- Born: 12 October 1909 Cologne, Germany
- Died: 30 September 1993 (aged 83)
- Occupations: Dancer, choreographer and composer
- Spouse(s): Lotte Berk ​(m. 1933)​ (div.); Ailsa Park ​(m. 1965)​

= Ernest Berk =

German dancer, choreographer and composer (1909–1993)

Ernest Berk (12 October 1909 – 30 September 1993) was a dancer, modern dance choreographer and composer of electronic music. He left Nazi Germany in 1934 to live and work for most of his career in the UK, returning to Berlin in the 1980s.

==Early life and education==
Born in Koln, Germany, Berk received his musical education from the Rheinische Musikschule, and was taught dance by Mary Wigman and the Brazilian dancer Chinita Ullmann. While in Germany, he ran his own dance company and produced a ballet for Max Reinhardt at the Salzburg Festival. Escaping Nazi Germany with his wife Lotte and baby daughter after they were banned from performing, he settled in the UK in 1934.
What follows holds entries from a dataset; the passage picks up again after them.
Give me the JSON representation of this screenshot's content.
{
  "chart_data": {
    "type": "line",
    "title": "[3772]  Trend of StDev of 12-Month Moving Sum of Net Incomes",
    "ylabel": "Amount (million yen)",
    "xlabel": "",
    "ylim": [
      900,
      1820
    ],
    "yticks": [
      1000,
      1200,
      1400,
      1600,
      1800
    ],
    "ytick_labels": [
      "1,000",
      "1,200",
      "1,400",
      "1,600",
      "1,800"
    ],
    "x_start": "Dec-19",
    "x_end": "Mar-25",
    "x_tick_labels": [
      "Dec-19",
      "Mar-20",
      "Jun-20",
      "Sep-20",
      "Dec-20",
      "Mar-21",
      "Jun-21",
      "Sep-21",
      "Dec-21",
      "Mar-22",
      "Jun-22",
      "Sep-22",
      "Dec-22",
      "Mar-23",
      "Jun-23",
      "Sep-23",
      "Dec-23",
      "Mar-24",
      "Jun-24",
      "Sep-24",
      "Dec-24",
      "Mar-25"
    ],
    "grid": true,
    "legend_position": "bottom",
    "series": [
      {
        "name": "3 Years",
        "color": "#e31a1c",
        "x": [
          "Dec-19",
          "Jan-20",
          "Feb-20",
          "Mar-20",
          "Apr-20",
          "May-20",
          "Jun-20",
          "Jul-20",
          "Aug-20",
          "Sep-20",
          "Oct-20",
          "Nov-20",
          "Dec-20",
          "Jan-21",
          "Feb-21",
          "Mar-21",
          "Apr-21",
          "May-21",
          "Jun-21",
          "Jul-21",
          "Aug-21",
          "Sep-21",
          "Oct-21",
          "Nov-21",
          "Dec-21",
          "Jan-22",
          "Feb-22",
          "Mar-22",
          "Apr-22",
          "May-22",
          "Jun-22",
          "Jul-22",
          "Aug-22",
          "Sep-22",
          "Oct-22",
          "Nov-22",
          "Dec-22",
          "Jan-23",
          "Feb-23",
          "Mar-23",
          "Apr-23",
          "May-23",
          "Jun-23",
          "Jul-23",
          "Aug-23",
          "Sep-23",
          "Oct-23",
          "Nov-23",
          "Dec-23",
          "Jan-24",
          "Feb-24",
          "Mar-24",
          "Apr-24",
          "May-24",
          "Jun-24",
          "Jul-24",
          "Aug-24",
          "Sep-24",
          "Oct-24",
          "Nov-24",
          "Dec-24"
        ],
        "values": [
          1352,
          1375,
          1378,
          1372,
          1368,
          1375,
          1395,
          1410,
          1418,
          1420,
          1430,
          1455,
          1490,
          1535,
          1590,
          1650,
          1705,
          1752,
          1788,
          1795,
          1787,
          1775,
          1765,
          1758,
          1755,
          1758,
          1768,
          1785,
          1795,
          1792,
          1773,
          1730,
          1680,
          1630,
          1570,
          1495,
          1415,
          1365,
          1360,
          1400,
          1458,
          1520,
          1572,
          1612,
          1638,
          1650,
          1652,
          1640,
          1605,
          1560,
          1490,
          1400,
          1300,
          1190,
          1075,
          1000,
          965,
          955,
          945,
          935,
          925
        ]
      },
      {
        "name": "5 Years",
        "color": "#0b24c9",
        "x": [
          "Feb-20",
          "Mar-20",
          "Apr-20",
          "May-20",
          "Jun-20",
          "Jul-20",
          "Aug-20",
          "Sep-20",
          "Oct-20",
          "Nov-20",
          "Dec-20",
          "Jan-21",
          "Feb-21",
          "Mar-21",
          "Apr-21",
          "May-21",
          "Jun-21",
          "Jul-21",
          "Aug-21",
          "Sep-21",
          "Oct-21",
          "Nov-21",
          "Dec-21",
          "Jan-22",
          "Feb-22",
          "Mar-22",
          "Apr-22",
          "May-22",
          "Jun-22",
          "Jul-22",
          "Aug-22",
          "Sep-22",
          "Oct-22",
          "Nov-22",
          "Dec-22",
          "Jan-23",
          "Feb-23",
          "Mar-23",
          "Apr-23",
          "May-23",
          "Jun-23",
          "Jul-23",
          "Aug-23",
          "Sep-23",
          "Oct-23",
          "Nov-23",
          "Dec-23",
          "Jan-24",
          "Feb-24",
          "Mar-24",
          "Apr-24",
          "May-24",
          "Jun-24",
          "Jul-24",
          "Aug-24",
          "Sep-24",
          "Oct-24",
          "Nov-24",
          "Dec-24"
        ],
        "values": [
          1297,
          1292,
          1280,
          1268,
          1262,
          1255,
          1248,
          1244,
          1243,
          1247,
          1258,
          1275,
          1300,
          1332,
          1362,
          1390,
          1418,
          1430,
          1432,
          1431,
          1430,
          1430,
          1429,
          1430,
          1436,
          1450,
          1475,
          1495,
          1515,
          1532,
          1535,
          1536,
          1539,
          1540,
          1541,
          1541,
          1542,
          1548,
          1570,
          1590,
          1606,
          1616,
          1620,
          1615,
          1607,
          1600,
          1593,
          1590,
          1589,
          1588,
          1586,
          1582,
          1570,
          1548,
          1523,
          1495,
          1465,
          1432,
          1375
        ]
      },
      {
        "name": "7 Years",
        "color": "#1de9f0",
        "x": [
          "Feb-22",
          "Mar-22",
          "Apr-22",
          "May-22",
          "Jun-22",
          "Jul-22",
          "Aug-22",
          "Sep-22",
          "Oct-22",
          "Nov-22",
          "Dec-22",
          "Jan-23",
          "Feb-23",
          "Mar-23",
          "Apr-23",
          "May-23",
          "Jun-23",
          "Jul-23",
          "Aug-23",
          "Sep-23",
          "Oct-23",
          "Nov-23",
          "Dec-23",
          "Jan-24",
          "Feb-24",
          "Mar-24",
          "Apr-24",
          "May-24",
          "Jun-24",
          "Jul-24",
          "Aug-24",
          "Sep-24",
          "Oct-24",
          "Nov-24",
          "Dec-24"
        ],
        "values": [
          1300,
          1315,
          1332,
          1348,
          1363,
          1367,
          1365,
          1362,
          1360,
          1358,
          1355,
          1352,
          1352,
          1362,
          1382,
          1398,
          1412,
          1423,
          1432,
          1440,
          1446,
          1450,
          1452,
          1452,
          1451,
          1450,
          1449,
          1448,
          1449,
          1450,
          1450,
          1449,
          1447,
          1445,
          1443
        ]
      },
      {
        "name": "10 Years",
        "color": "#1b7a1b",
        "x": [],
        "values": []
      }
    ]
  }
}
==Dancer and choreographer==
From 1935, Berk produced ballets for the Glyndebourne Festivals, for Covent Garden and for the West End theatre. During this period he founded the Modern Dance Group in London and produced Buddha the Enlightened, a ballet commissioned by the poet John Masefield. With composer (and fellow émigré) Peter Ury Berk collaborated on several ballets, including The Family Suite (1949). Sakuntala, a ballet in Indian style, was staged at the Adelphi Theatre in April 1946, set to classical Indian music chosen by V. K. Narayana Menon.

In 1947, Berk was choreographer for the Edinburgh International Festival, its first year. With Nesta Brooking (1906–2006, owner of the Brooking School of Dance), he created the Dance Theatre company, whose ballet Trilustrum (1947) combined elements of the ballet with modern dance and won a special award at the Choreographic Competition in Copenhagen.

==Composer==
He became interested in electronic music, producing musique concrète from a home studio he established in Camden in 1955. His first piece for magnetic tape was End of the World (1957), one of the first electronic works composed in England. His music was often used to accompany his own expressionist dance works, but he soon also began producing electronic soundtracks for theatre, television (such as the 1963 BBC drama A Little Bit Of Gold Said "Jump") and film.

In 1968, his work was presented at two pioneering London electronic music concerts – at the Queen Elizabeth Hall on 15 January 1968, and later at the Planetarium – alongside the music of other early electronic music contemporaries in the UK, such as Peter Zinovieff, Brian Dennis, Hugh Davies, Delia Derbyshire, Tristram Cary, Daphne Oram and George Newson. In 1970, he established a new studio at 52 Dorset Street, London W1.

More than 200 electronic pieces emerged between 1957 and 1984. Two ballet soundtracks (Initiation and Gemini) were issued on a private record in 1970 and later commercially released by Trunk Records in 2019. Huddersfield Contemporary Records issued a double CD of his music, Diversed Tapes, in 2024.

==Influences==
As well as dancing and choreography, Berk was skilled as a mime artist and percussionist. His choreography was influenced by the Dresden expressionist school, and the subject matter of his ballets were shaped by his left-wing politics. His music shows his awareness of the folk traditions of India and China. Berk amassed a large collection of folk percussion instruments from those continents. There were collaborations with other experimental artists, such as pianist John Tilbury, composer Basil Kirchin, visual artist John Latham, and filmmaker David Gladwell.

==Later life and return to Germany==
In 1933, Berk married the dancer Liselotte Heymansohn (Lotte Berk), with whom he often collaborated, and there was a daughter, Esther. They separated in the 1960s, and Lotte Berk went on to develop methods of exercise that attracted celebrity interest from Britt Ekland, Barbra Streisand and Joan Collins. In 1965, Berk married a second time, this time to another dancer, Ailsa Park, nearly 40 years his junior.
Together they formed the Dance Theatre Commune in 1970, and taught at the Guildhall School of Music and Drama and at the Stanhope Institute for adult education.

Returning to Germany in the mid-1980s, Berk taught music therapy and improvisation in Berlin at Hochschule der Künste. Much of his archive – gifted to the Historisches Archiv der Stadt Köln – was destroyed in 2009 after a building collapse.